Lungenembolie - Symptome

Eine Lungenembolie kann sowohl unbemerkt verlaufen als auch einen schweren Schock mit Todesfolge bewirken. Hier finden Sie alles zum Thema.


Symptome

Eine Lungenembolie kann sowohl unbemerkt verlaufen als auch einen schweren Schock mit Todesfolge bewirken. Kleine Lungenembolien verursachen keine Krankheitszeichen. Der Anteil kleinerer Lungenembolien bei Patienten mit tiefer Beinvenenthrombose beträgt zirka 51 Prozent.

Kommt es zu einer Verlegung größerer Lungenarterien oder Lungengefäßabschnitte, so treten folgende typische Krankheitszeichen auf:

  • schnelle Atmung mit über 16 Atemzügen pro Minute bei 92 Prozent der Patienten (normal sind zehn bis 16 Atemzüge)
  • akute Luftnot bei 84 Prozent
  • Schmerzen im Brustkorb bei 72 Prozent
  • schneller Puls bei 43 Prozent
  • Bluthusten bei 15 Prozent
  • Erguss in der Lunge (kann nur durch eine Röntgenaufnahme festgestellt werden)
Nur in zirka fünf Prozent der Fälle bestehen bei Patienten mit akuter Lungenembolie auch gleichzeitig die Krankheitszeichen einer tiefen Beinvenenthrombose. Hieraus folgt, dass bei akuter Lungenembolie immer mit apparativen Maßnahmen wie Ultraschall oder Röntgen-Kontrast-Untersuchung die tiefen Venensysteme beider Beine untersucht werden sollten, um die Emboliequelle zu finden.

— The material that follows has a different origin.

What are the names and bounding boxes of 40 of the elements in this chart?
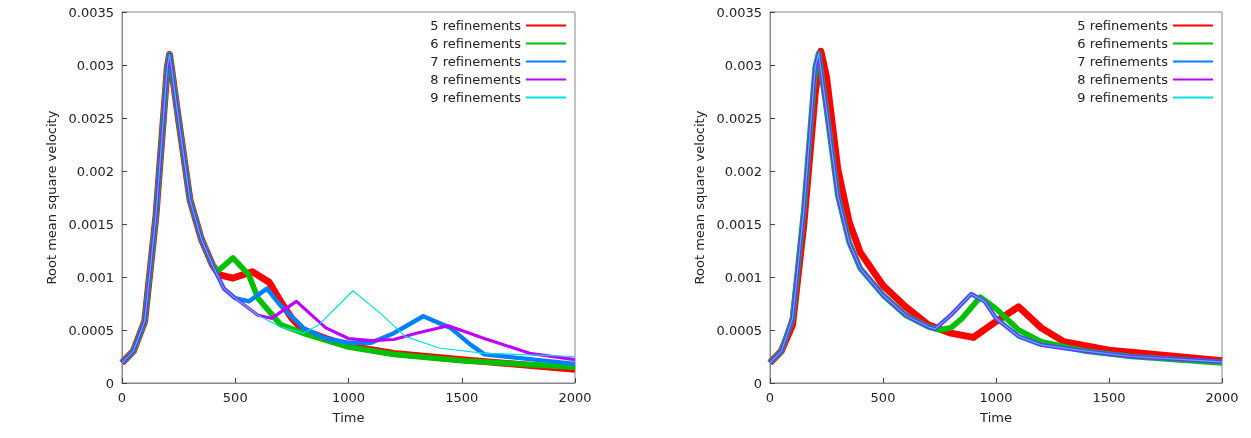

Nach Greenfield kann abhängig von den Krankheitszeichen und dem Resultat der vom Arzt oder vom Krankenhaus durchgeführten Untersuchungsergebnisse die akute Lungenembolie in vier Schweregrade eingeteilt werden. Der Schweregrad der Erkrankung hängt dabei davon ab, welche Gefäßzweige der Lunge von dem Gefäßverschluss betroffen sind.

Lungenembolie Grad 1

Verschlossen sind kleine Endäste der Lungenstrombahn, es kommt nur kurzzeitig zu Krankheitszeichen wie Luftnot, Schmerzen im Brustkorb, eventuell verbunden mit Bluthusten, Fieber oder einem Rippenfellerguss. Der Blutdruck ist normal, ebenso die Anteile von Sauerstoff und Kohlendioxyd im Blut.

Lungenembolie Grad 2

Hier sind Segmentarterien verschlossen, die Krankheitszeichen entsprechen denen des Stadiums 1, setzen akut ein und halten länger an. Die Atmung ist beschleunigt, da der Sauerstoffanteil im Blut verringert, Kohlendioxyd erhöht ist. Der Blutdruck kann normal oder leicht erniedrigt sein.

Lungenembolie Grad 3

In diesem Stadium sind entweder ein Lungenarterienast oder mehrere Lappenarterien der Lunge verstopft. Die Krankheitszeichen entsprechen denen des Grades 2, sind aber ausgeprägter und werden von Zeichen des Herz-Kreislauf-Schocks begleitet. Diese Schockzeichen bestehen in einem stark erniedrigten Blutdruck mit Angst, Unruhe und Herzrasen. Schwere Luftnot, wird durch einen Sauerstoffmangel bei gleichzeitig deutlich erhöhtem Kohlendioxydanteil im Blut hervorgerufen.

Lungenembolie Grad 4

Im schwersten Stadium der Lungenembolie kann der Schock zu einem Herz-Kreislauf-Versagen mit lebensbedrohlich erniedrigtem Blutdruck führen. Hierzu kommt es, wenn große Teile der Lungenstrombahn, nämlich eine Lungenarterie und mehrere Lappenarterien durch Blutgerinnsel verlegt sind. Der Gasaustausch, also die Aufnahme von Sauerstoff und Abgabe von Kohlendioxyd durch die Lunge sind stark eingeschränkt und der Druck in den noch offenen Lungenarterien deutlich erhöht.

Sollten die Krankheitszeichen einer Lungenembolie auftreten, ist die sofortige Vorstellung in einer Klinik oder die Krankenhauseinweisung erforderlich. Notfalls muss der Hausarzt konsultiert werden. Auf keinen Fall sollte sich der Betroffene abwartend verhalten.